You can imagine that I was worried when I started my mission a year after having joined the church. I mean, 24 hours a day with other guys for two years straight? And I have to sleep in the same room and see them undress and act like it’s not awkward for me? But Heavenly Father really blessed me and my temptations during the mission were limited- it was like my sexuality was turned off so that I could focus on missionary work. I finished the mission sure that when I started school again, especially now that I had transferred to BYU, I would have no trouble dating girls and getting married within a year. Exactly one year ago today, I was released as a missionary- and here I am.
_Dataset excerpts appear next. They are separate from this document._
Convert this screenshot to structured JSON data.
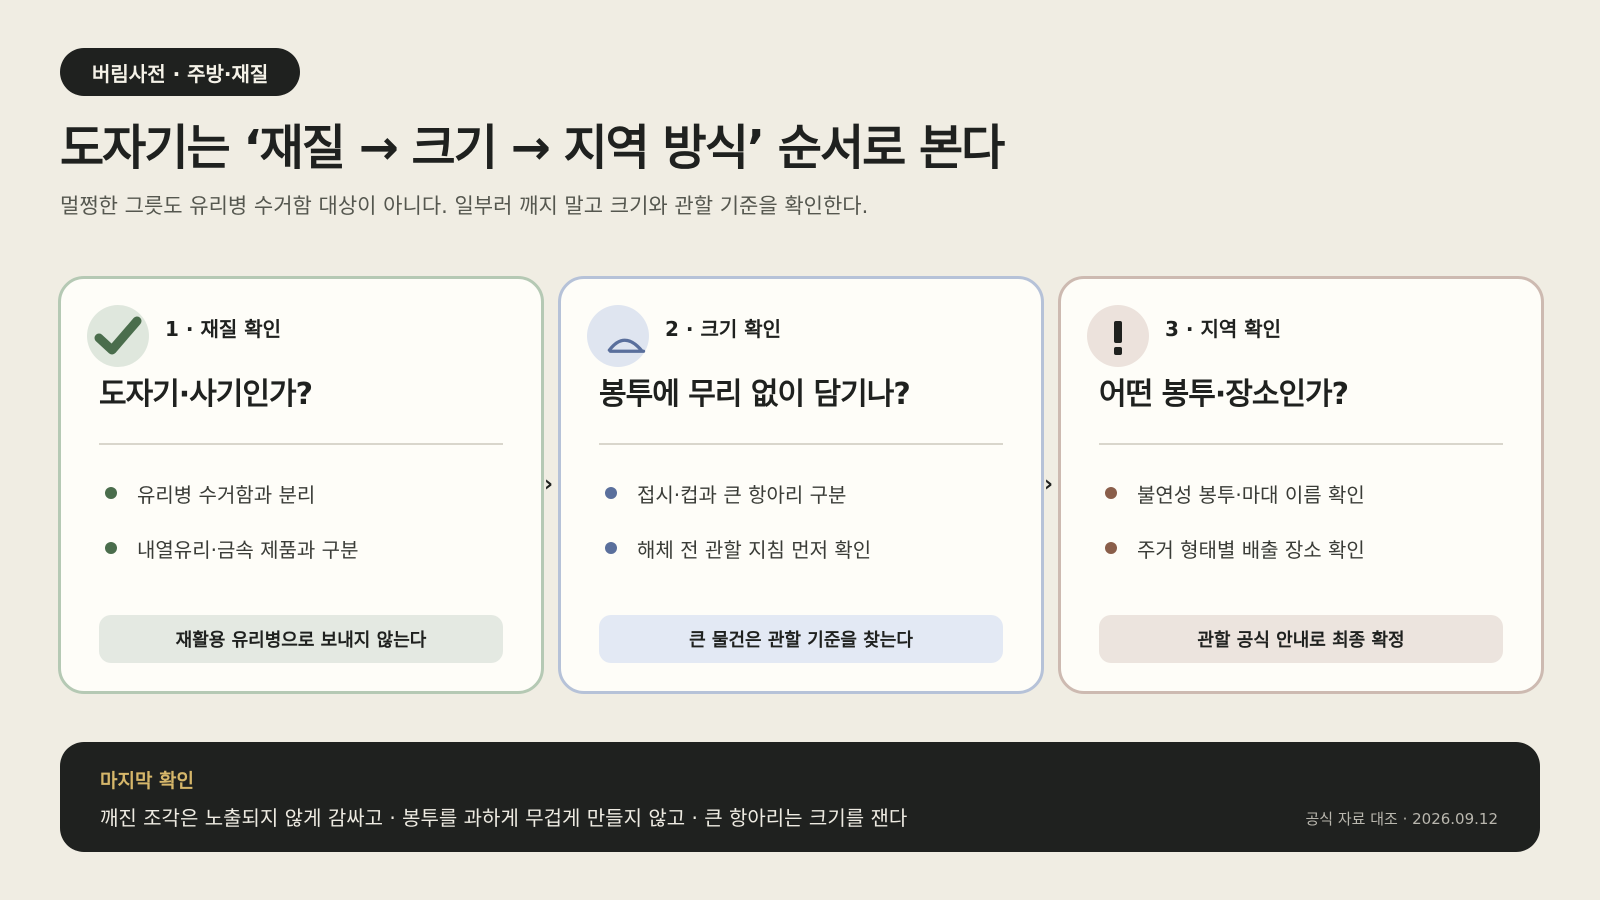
{
  "badge": "버림사전 · 주방·재질",
  "title": "도자기는 ‘재질 → 크기 → 지역 방식’ 순서로 본다",
  "subtitle": "멀쩡한 그릇도 유리병 수거함 대상이 아니다. 일부러 깨지 말고 크기와 관할 기준을 확인한다.",
  "cards": [
    {
      "icon": "check-icon",
      "step": "1 · 재질 확인",
      "question": "도자기·사기인가?",
      "bullets": [
        "유리병 수거함과 분리",
        "내열유리·금속 제품과 구분"
      ],
      "action": "재활용 유리병으로 보내지 않는다",
      "accent": "#4a6d4c"
    },
    {
      "icon": "bowl-icon",
      "step": "2 · 크기 확인",
      "question": "봉투에 무리 없이 담기나?",
      "bullets": [
        "접시·컵과 큰 항아리 구분",
        "해체 전 관할 지침 먼저 확인"
      ],
      "action": "큰 물건은 관할 기준을 찾는다",
      "accent": "#5a6f9c"
    },
    {
      "icon": "exclamation-icon",
      "step": "3 · 지역 확인",
      "question": "어떤 봉투·장소인가?",
      "bullets": [
        "불연성 봉투·마대 이름 확인",
        "주거 형태별 배출 장소 확인"
      ],
      "action": "관할 공식 안내로 최종 확정",
      "accent": "#8a5e4a"
    }
  ],
  "arrow_glyph": "›",
  "footer": {
    "label": "마지막 확인",
    "text": "깨진 조각은 노출되지 않게 감싸고 · 봉투를 과하게 무겁게 만들지 않고 · 큰 항아리는 크기를 잰다",
    "meta": "공식 자료 대조 · 2026.09.12"
  }
}
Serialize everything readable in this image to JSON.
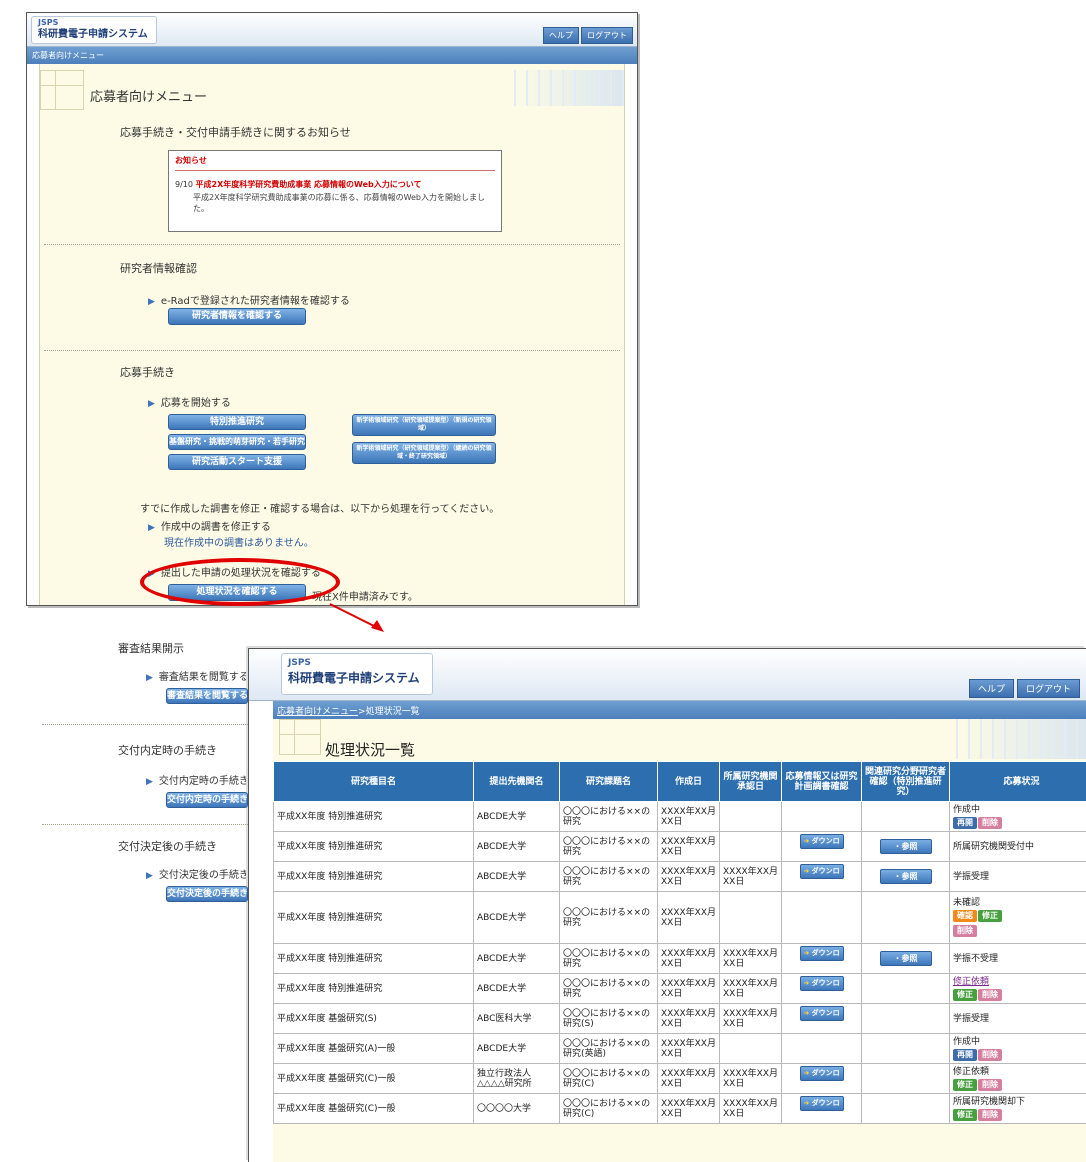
{
  "app": {
    "org": "JSPS",
    "title": "科研費電子申請システム",
    "help_label": "ヘルプ",
    "logout_label": "ログアウト"
  },
  "menu_window": {
    "breadcrumb": "応募者向けメニュー",
    "page_title": "応募者向けメニュー",
    "notice_section_title": "応募手続き・交付申請手続きに関するお知らせ",
    "notice": {
      "header": "お知らせ",
      "date": "9/10",
      "link_text": "平成2X年度科学研究費助成事業 応募情報のWeb入力について",
      "body": "平成2X年度科学研究費助成事業の応募に係る、応募情報のWeb入力を開始しました。"
    },
    "researcher_section": {
      "title": "研究者情報確認",
      "item": "e-Radで登録された研究者情報を確認する",
      "button": "研究者情報を確認する"
    },
    "apply_section": {
      "title": "応募手続き",
      "start_item": "応募を開始する",
      "buttons": [
        "特別推進研究",
        "基盤研究・挑戦的萌芽研究・若手研究",
        "研究活動スタート支援"
      ],
      "right_buttons": [
        "新学術領域研究（研究領域提案型）（新規の研究領域）",
        "新学術領域研究（研究領域提案型）（継続の研究領域・終了研究領域）"
      ],
      "modify_note": "すでに作成した調書を修正・確認する場合は、以下から処理を行ってください。",
      "modify_item": "作成中の調書を修正する",
      "no_docs_text": "現在作成中の調書はありません。",
      "status_item": "提出した申請の処理状況を確認する",
      "status_button": "処理状況を確認する",
      "status_count_text": "現在X件申請済みです。"
    },
    "review_section": {
      "title": "審査結果開示",
      "item": "審査結果を閲覧する",
      "button": "審査結果を閲覧する"
    },
    "grant_decision_section": {
      "title": "交付内定時の手続き",
      "item": "交付内定時の手続きを行う",
      "button": "交付内定時の手続きを行う"
    },
    "post_decision_section": {
      "title": "交付決定後の手続き",
      "item": "交付決定後の手続きを行う",
      "button": "交付決定後の手続きを行う"
    }
  },
  "status_window": {
    "breadcrumb_link": "応募者向けメニュー",
    "breadcrumb_current": "処理状況一覧",
    "page_title": "処理状況一覧",
    "download_label": "ダウンロード",
    "reference_label": "参照",
    "columns": [
      "研究種目名",
      "提出先機関名",
      "研究課題名",
      "作成日",
      "所属研究機関承認日",
      "応募情報又は研究計画調書確認",
      "関連研究分野研究者確認（特別推進研究）",
      "応募状況"
    ],
    "rows": [
      {
        "kind": "平成XX年度 特別推進研究",
        "inst": "ABCDE大学",
        "topic": "〇〇〇における××の研究",
        "created": "XXXX年XX月XX日",
        "approved": "",
        "download": false,
        "reference": false,
        "status": "作成中",
        "actions": [
          "再開",
          "削除"
        ]
      },
      {
        "kind": "平成XX年度 特別推進研究",
        "inst": "ABCDE大学",
        "topic": "〇〇〇における××の研究",
        "created": "XXXX年XX月XX日",
        "approved": "",
        "download": true,
        "reference": true,
        "status": "所属研究機関受付中",
        "actions": []
      },
      {
        "kind": "平成XX年度 特別推進研究",
        "inst": "ABCDE大学",
        "topic": "〇〇〇における××の研究",
        "created": "XXXX年XX月XX日",
        "approved": "XXXX年XX月XX日",
        "download": true,
        "reference": true,
        "status": "学振受理",
        "actions": []
      },
      {
        "kind": "平成XX年度 特別推進研究",
        "inst": "ABCDE大学",
        "topic": "〇〇〇における××の研究",
        "created": "XXXX年XX月XX日",
        "approved": "",
        "download": false,
        "reference": false,
        "status": "未確認",
        "actions": [
          "確認",
          "修正",
          "削除"
        ]
      },
      {
        "kind": "平成XX年度 特別推進研究",
        "inst": "ABCDE大学",
        "topic": "〇〇〇における××の研究",
        "created": "XXXX年XX月XX日",
        "approved": "XXXX年XX月XX日",
        "download": true,
        "reference": true,
        "status": "学振不受理",
        "actions": []
      },
      {
        "kind": "平成XX年度 特別推進研究",
        "inst": "ABCDE大学",
        "topic": "〇〇〇における××の研究",
        "created": "XXXX年XX月XX日",
        "approved": "XXXX年XX月XX日",
        "download": true,
        "reference": false,
        "status": "修正依頼",
        "status_link": true,
        "actions": [
          "修正",
          "削除"
        ]
      },
      {
        "kind": "平成XX年度 基盤研究(S)",
        "inst": "ABC医科大学",
        "topic": "〇〇〇における××の研究(S)",
        "created": "XXXX年XX月XX日",
        "approved": "XXXX年XX月XX日",
        "download": true,
        "reference": false,
        "status": "学振受理",
        "actions": []
      },
      {
        "kind": "平成XX年度 基盤研究(A)一般",
        "inst": "ABCDE大学",
        "topic": "〇〇〇における××の研究(英語)",
        "created": "XXXX年XX月XX日",
        "approved": "",
        "download": false,
        "reference": false,
        "status": "作成中",
        "actions": [
          "再開",
          "削除"
        ]
      },
      {
        "kind": "平成XX年度 基盤研究(C)一般",
        "inst": "独立行政法人△△△△研究所",
        "topic": "〇〇〇における××の研究(C)",
        "created": "XXXX年XX月XX日",
        "approved": "XXXX年XX月XX日",
        "download": true,
        "reference": false,
        "status": "修正依頼",
        "actions": [
          "修正",
          "削除"
        ]
      },
      {
        "kind": "平成XX年度 基盤研究(C)一般",
        "inst": "〇〇〇〇大学",
        "topic": "〇〇〇における××の研究(C)",
        "created": "XXXX年XX月XX日",
        "approved": "XXXX年XX月XX日",
        "download": true,
        "reference": false,
        "status": "所属研究機関却下",
        "actions": [
          "修正",
          "削除"
        ]
      }
    ]
  },
  "colors": {
    "header_blue": "#2d6fae",
    "highlight_red": "#e00000",
    "content_bg": "#fdfbe5"
  }
}
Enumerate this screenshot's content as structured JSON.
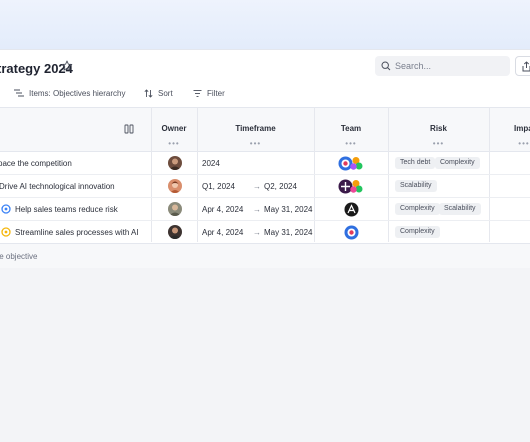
{
  "page": {
    "title": "trategy 2024",
    "search_placeholder": "Search..."
  },
  "toolbar": {
    "items_label": "Items: Objectives hierarchy",
    "sort_label": "Sort",
    "filter_label": "Filter"
  },
  "table": {
    "columns": {
      "owner": "Owner",
      "timeframe": "Timeframe",
      "team": "Team",
      "risk": "Risk",
      "impact": "Impa",
      "more": "•••"
    },
    "rows": [
      {
        "objective": "pace the competition",
        "timeframe_start": "2024",
        "timeframe_end": "",
        "risk": [
          "Tech debt",
          "Complexity"
        ]
      },
      {
        "objective": "Drive AI technological innovation",
        "timeframe_start": "Q1, 2024",
        "arrow": "→",
        "timeframe_end": "Q2, 2024",
        "risk": [
          "Scalability"
        ]
      },
      {
        "objective": "Help sales teams reduce risk",
        "timeframe_start": "Apr 4, 2024",
        "arrow": "→",
        "timeframe_end": "May 31, 2024",
        "risk": [
          "Complexity",
          "Scalability"
        ]
      },
      {
        "objective": "Streamline sales processes with AI",
        "timeframe_start": "Apr 4, 2024",
        "arrow": "→",
        "timeframe_end": "May 31, 2024",
        "risk": [
          "Complexity"
        ]
      }
    ],
    "footer_add": "te objective"
  },
  "colors": {
    "accent_blue": "#3b82f6",
    "status_yellow": "#f5b60a"
  },
  "icons": [
    "star-icon",
    "search-icon",
    "share-icon",
    "hierarchy-icon",
    "sort-icon",
    "filter-icon",
    "columns-icon"
  ]
}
It didn’t take me long after I had come home to realize that my attractions toward guys had not gone away, as much as I wanted to deny this. But I was determined to make things work, so I started going on dates with girls when I got here in January, and in June I started dating a girl seriously. We just broke up last weekend, which is another story and one that I’m not sure I want to post. In short, it was a pretty painful event- I told her about my SSA and everything. Having a relationship with a girl, rather than suppressing my homosexual feelings, has only made them more obvious until they have become something which I cannot not keep to myself any longer. I am tired of hiding and lying and faking, so for the past few weeks I’ve been telling (and in some cases retelling) some of my closest friends about my dilemma. Apart from meeting moho family and family friends, I talked to Luisa, who had known about my SSA in high school and has been so patient and loving- she is my voice of reason when I am feeling confused. I also told another dear friend, Falula, with whom I have been the best of friends since I started college. She is a fellow convert and a true light and joy in my life. I don’t know where I would be without her! Then of course I talked to my late-girlfriend- I guess I’ll call her Wendy- and I’m still not sure how that’s going to turn out. Needless to say, after four months of dating, it was a huge blow for her. I also came out to a couple of my mission buddies- Ricky, who was one of my favorite companions, and Tito, who was never technically my companion, but we were just as close as companions. Today- oh, in about an hour or so, I’m going to lunch with another favorite mission companion, Ken, and I think he’ll be the last person I come out to for now. And I guess that makes six- six people outside the moho world to keep tabs on me- to help me be sure that whatever ends up happening, I’ll have plenty of support. So to Luisa, Falula, Wendy, Ricky, Tito, and Ken- thank you for being understanding about something that a lot of people can’t handle, and thank you for being so caring. I love you all!

1 comments:

Remus said...

I so empathize with your story. I'm not a convert, but in a way, I was anti-Mormon until I came to a spiritual awakening of sorts my senior year of high school and freshman year of college. When I came home from the mission, I thought that everything was going to be just dandy. i would get married and have kids and follow the gospel as best I could. But, alas. It is not so. I try to live the gospel, but the feelings of SSA never go away. And my life after the mission has been dealing with that and where the church fits into my life.